2007-02-23 08:13:34 | 実用書・ビジネス書
 ありがちな症状や俗信について医師の立場から説明した漫画付き解説本。世間で言われている健康情報の多くは間違っているという観点から書かれています(プロローグ)ので、へえってことも多く、それなりにおもしろく読めます。
 けがをしたときは水で洗う必要はあるが消毒はするな(20頁)とか、風邪の自覚症状が出始めたらその後は薬を飲んでも飲まなくても病院に行っても行かなくても治り方にあまり差はない(33頁)とか、血液のサラサラ度チェックなんて機械で判定できないし意味がない(82頁)とか、酸素バーなんて疲労回復に意味がなくて老化を進める恐れあり(91頁)とか、まあ言われていることではありますが、医師の立場で断言してくれると気持ちいい。無理な早起きは体に悪い(89頁)とか・・・。

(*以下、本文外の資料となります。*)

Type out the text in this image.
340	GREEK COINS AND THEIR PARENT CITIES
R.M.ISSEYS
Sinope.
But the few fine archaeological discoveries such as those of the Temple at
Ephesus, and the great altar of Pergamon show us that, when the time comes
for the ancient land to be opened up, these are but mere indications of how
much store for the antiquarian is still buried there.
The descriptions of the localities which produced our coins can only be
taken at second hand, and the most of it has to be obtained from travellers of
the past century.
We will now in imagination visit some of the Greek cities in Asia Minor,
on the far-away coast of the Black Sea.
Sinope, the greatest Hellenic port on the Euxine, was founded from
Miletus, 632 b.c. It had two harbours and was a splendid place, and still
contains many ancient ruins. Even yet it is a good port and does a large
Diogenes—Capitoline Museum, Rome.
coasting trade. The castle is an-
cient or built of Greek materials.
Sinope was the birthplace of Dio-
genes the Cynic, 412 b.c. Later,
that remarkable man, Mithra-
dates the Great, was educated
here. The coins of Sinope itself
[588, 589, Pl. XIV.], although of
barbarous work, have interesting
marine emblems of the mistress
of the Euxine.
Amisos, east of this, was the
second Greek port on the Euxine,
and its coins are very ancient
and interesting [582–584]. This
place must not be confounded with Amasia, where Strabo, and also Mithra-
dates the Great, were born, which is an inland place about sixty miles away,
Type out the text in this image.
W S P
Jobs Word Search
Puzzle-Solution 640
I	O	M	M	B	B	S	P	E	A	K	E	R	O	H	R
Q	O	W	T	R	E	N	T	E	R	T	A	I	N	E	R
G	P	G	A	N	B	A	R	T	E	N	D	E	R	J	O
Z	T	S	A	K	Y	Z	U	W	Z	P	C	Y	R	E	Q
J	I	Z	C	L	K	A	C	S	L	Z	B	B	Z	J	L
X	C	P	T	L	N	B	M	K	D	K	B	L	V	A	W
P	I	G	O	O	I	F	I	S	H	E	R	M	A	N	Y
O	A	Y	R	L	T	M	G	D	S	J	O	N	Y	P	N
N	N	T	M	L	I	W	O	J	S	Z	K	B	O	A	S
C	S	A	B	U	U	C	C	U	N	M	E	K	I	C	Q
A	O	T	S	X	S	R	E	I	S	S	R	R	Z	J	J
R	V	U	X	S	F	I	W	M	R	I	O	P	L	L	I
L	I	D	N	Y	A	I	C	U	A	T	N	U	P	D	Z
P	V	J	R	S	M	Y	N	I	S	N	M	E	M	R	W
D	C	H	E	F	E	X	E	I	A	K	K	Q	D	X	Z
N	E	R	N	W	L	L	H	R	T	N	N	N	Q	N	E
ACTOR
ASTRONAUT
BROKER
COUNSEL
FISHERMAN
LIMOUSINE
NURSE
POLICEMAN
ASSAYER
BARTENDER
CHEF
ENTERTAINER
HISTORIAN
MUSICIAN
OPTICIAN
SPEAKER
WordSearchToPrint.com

 でも、風邪をひかない方法で、手洗い、うがい、湯冷めをしない、睡眠をしっかりとるはいいんですが、室内では加湿器を使い、外出時はマスクをする、満員電車はウィルスの巣窟なので使わずタクシーを頻繁に利用するが「以上のような当たり前のことをするだけでカゼと無縁の生活を送ることができます」(33頁)って、医者にはそれが当たり前の生活なんでしょうか。朝起きたら常温の水を500ミリリットル飲む(188頁)ってのも・・・コップ1杯ならわかりますが、2杯半も飲める?